Acharnés
L’enfer c’est les autres
Écouter la chronique (6’49”)
Acharnés
Après ce que les habitués de l’aviation appellent une “quasi-collision”, c’est-à-dire quand deux avions passent trop près l’un de l’autre, mais déclinée avec des automobiles dans un parking , ce “presque accrochage” va déclencher une histoire singulière dans laquelle les deux protagonistes principaux vont s’appliquer à transformer le quotidien en épopée, grâce, notamment, aux performances exceptionnelles de Steven Yeun et Ali Wong, interprètes de Danny et Amy, qui ne reculeront devant rien pour gâcher la vie de l’autre à la recherche de la vengeance. Acharnés est une comédie noire qui se révèle extrêmement habile à dessiner le monde anxieux et colérique dans lequel nous vivons, comme une étude de mœurs des extrêmes émotionnels du XXIe siècle. Et c’est tout simplement savoureux.

Ali Wong (Amy)
Andrew Cooper • Netflix
Survivre à la pression

David Choe (Isaac)
Andrew Cooper • Netflix
Toujours plus
La fureur qu’Amy et Danny déchaînent l’une contre l’autre a beau être scandaleuse et extrême, tous les deux essaient, tant que faire se peut, de vivre la meilleure existence possible, tout en luttant contre les systèmes qui leur bouffent l’existence. Pour Danny, ce sont les banques, ses clients, sa famille, ses propres limites qui, selon lui, l’empêchent de réussir comme il pense qu’il le mérite. Amy, épuisée par sa difficile et dure ascension dans l’échelle sociale grâce à sa boutique branchée, voit sont mariage battre de l’aile, elle supporte de plus en plus difficilement George, son mari (Joseph Lee), plasticien raté qui ne gagne pas un rond mais qui dispose de temps pour s’occuper de leur fille (Remy Holt), dont Amy sent qu’elle lui échappe de plus en plus.
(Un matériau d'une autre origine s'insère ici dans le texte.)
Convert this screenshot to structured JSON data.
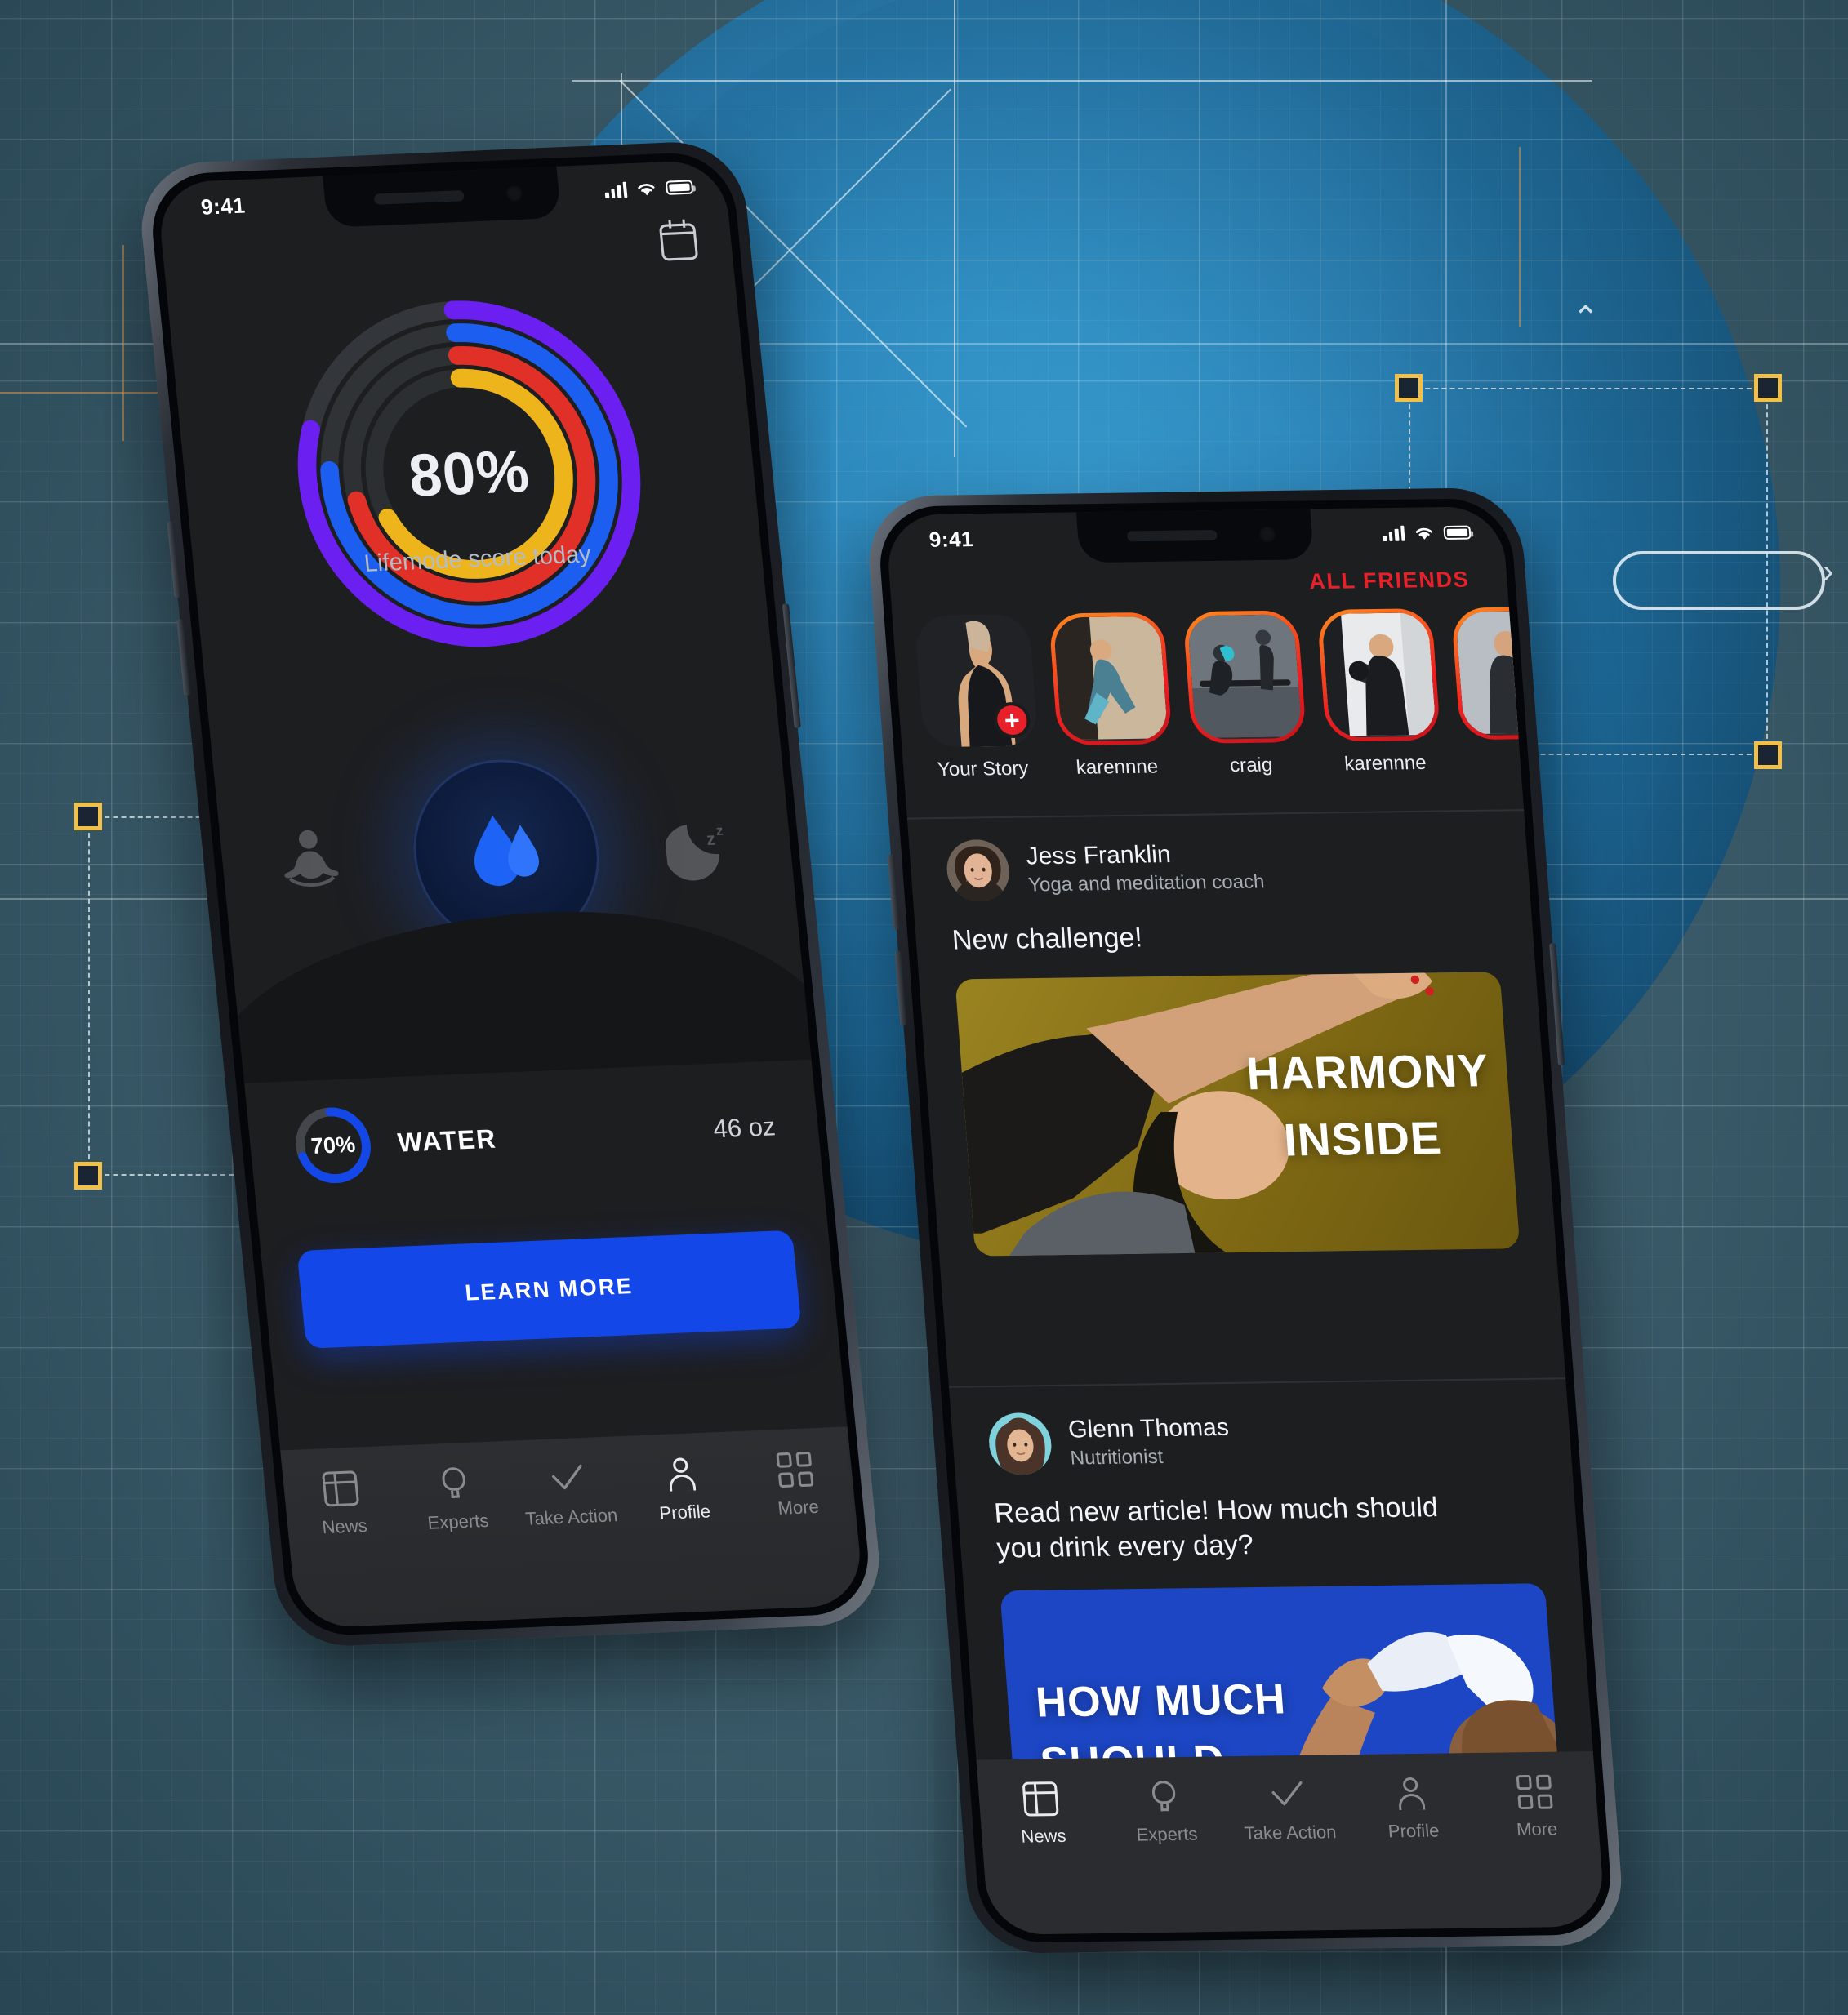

Ali Wong (Amy) et David Choe (Isaac)
Andrew Cooper • Netflix
Il faut que tu respires!
On sait que les meilleures histoires sont celles qui font résonner leurs spécificités jusqu’à l’universel. Vous et moi pétons les plombs pour des broutilles, en rêvant de pourrir la vie de l’abruti·e que nous tenons pour responsable… C’est précisément pour cette raison qu’il est difficile de ne pas compatir avec le désespoir et l’indignation de Danny et Amy, malgré leur mesquinerie, parce que cette rage qui les habite, qui nous habite, il faut la canaliser vers une échappatoire sous peine d’exploser. Donc, avoir recours aux insultes, ça revient à pratiquer une sorte de thérapie libératrice et jubilatoire, car, d’épisode en épisode, les interrogations sur notre propre rage nous font comprendre qu’il en faudrait peu pour qu’elle finisse par rejoindre l’intensité de la rage des personnages. Un petit exercice pour se calmer, méditer sur les titres de chacun des épisodes, dix citations qui vont de Werner Herzog à Carl Jung en passant par Simone Weil, Franz Kafka ou encore Simone de Beauvoir.